Metaphorically speaking, those who live on the margins are sometimes the most at ease in "death's house." When her cousin's six-year-old son was dying of cancer, Joseph recalls how the boy's junkie biker aunt arrived on her motorcycle at midnight and proceeded to cuddle her nephew until he died. Humbled and amazed, Joseph spent years trying to emulate this brave intimacy with her hospice patients.

Each of the wonderfully specific tales in this book feels like an antidote to the familiar Hallmark clichés about death and loss. Some read like fables: A man who built a farmer's market on his property so his family would have a means of earning a living after he died asked Joseph if she would bake loaves for them to sell.
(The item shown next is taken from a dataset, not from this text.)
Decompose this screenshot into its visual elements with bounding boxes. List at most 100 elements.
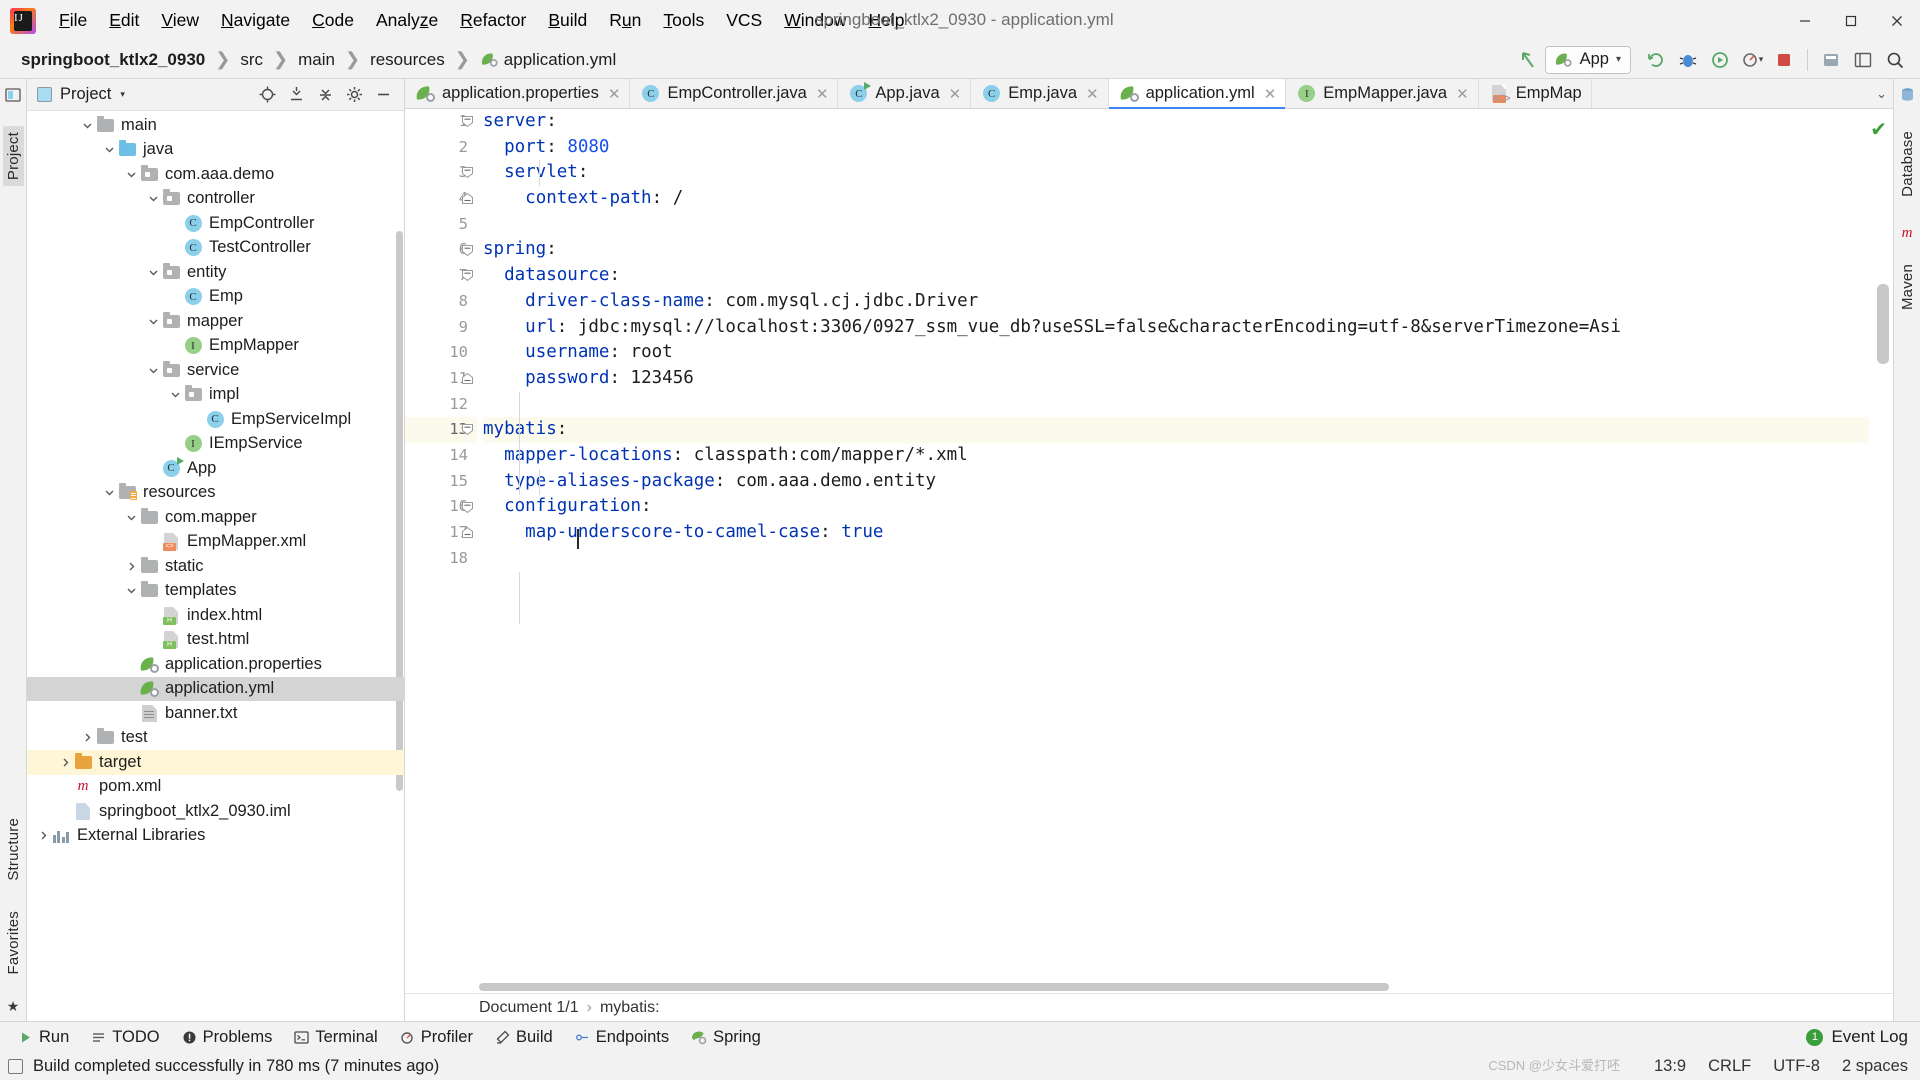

Though she initially did so as a favour, selling the loaves became, for a time, Joseph's main source of income when her marriage ended.

My sister died of cancer in a Guelph hospice in mid-April, so I approached In the Slender Margin with some trepidation. But while some parts resonated with greater force than might normally have been the case, I found it neither grim nor depressing; quite the contrary. In many ways the experience of reading it mimicked grief's rollercoaster: weeping jags offset by practical accounting, flights of poetry by useful facts and history.

We're used to grief counselors on television bandying about the term "closure." But if, as Joseph says "We are not separate from the dead—we carry them with us" it's perhaps reasonable to ask if such a thing is really possible, or even desirable. I can't help wondering too if this somehow relates to our natural aversion to stories that are too "neat," that try to hand us all the answers.

In the Slender Margin is intended as an exploration rather than a balm or solace, though it will no doubt be those things for some people. Its resonance comes, rather, from its intelligent open-endedness, its unflinching, simultaneous embrace of death's reality and persistent mystery.